Final design The final design evolved from a rough draft, to a blue print, and finally got turned into a 3D popsicle bridge. There were more changes to the design as time went on depending on resources. By the end, the triangles in the arch and truss were not all there because we ran out of sticks. The other part of the design was the sides/bottom/top. The best design is simple X’s since it creates more triangles. The sides in the end are the weakest because they were forgotten about and there wasn't enough sticks to finish the bottom. This might be the shortcoming of the entire bridge.

Plan Person-Amount done (%) Task Place to do-resources Parsa 40% & Eric 60% Planning sheet-ideas and designs (90min) Engineering room-school Parsa Final draft on grid paper (60min) Home Parsa 50% & Eric50% Making Truss Bridge(210min) Making Arch Bridge(260min) Engineering room- school, lunch time Final Power Point(450min)
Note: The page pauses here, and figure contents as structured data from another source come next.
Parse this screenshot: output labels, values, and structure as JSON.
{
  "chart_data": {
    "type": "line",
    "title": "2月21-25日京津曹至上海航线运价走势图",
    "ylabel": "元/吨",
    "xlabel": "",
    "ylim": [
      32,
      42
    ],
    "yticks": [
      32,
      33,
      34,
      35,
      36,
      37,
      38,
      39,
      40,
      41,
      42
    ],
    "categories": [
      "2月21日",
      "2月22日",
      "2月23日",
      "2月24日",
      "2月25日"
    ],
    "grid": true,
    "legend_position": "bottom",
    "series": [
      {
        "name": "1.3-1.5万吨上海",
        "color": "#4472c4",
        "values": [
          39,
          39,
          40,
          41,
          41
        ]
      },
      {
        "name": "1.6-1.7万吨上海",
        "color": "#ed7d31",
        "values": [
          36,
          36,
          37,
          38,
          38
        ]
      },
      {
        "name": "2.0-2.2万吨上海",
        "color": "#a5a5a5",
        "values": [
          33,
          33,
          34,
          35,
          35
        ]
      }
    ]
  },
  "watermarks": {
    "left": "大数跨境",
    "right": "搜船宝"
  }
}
Testing and Reflection Why Our Bridge Failed? Our bridge failed at 25 pounds, but not because it was weak. The bridge didn't even break it basically slipped off the table and remained in one piece on the floor. This was the result of a number of factors: The table was smooth The table was round at the edges The bridges spam was 33 cm which was barely enough The force was all directed down in the vertical direction The top three bullets were the weakening factors, but the main factor was our bridge was designed to direct any energy away from the middle, outwards, then down wards. Although this should have made the bridge stronger it made it easier to fall off the table. In conclusion the factor that was supposed to be the advantage of the bridge turned out to be its down fall… literally. What would we do differently next time? Next time to improve our bridge’s performance and endurance we should try and stabilize the bottom of the bridge by increasing it’s span. Doing so we will insure that the bridge wont fall off the tables. We would do this by adding some spare pieces of broken popsicles that weren't there before to the bottom. If this plan works, our bridge should hold up a fair amount of weight (50+ pounds). In the second test of our bridges our short coming will probably be the bridge wobbling to one side and breaking sideways.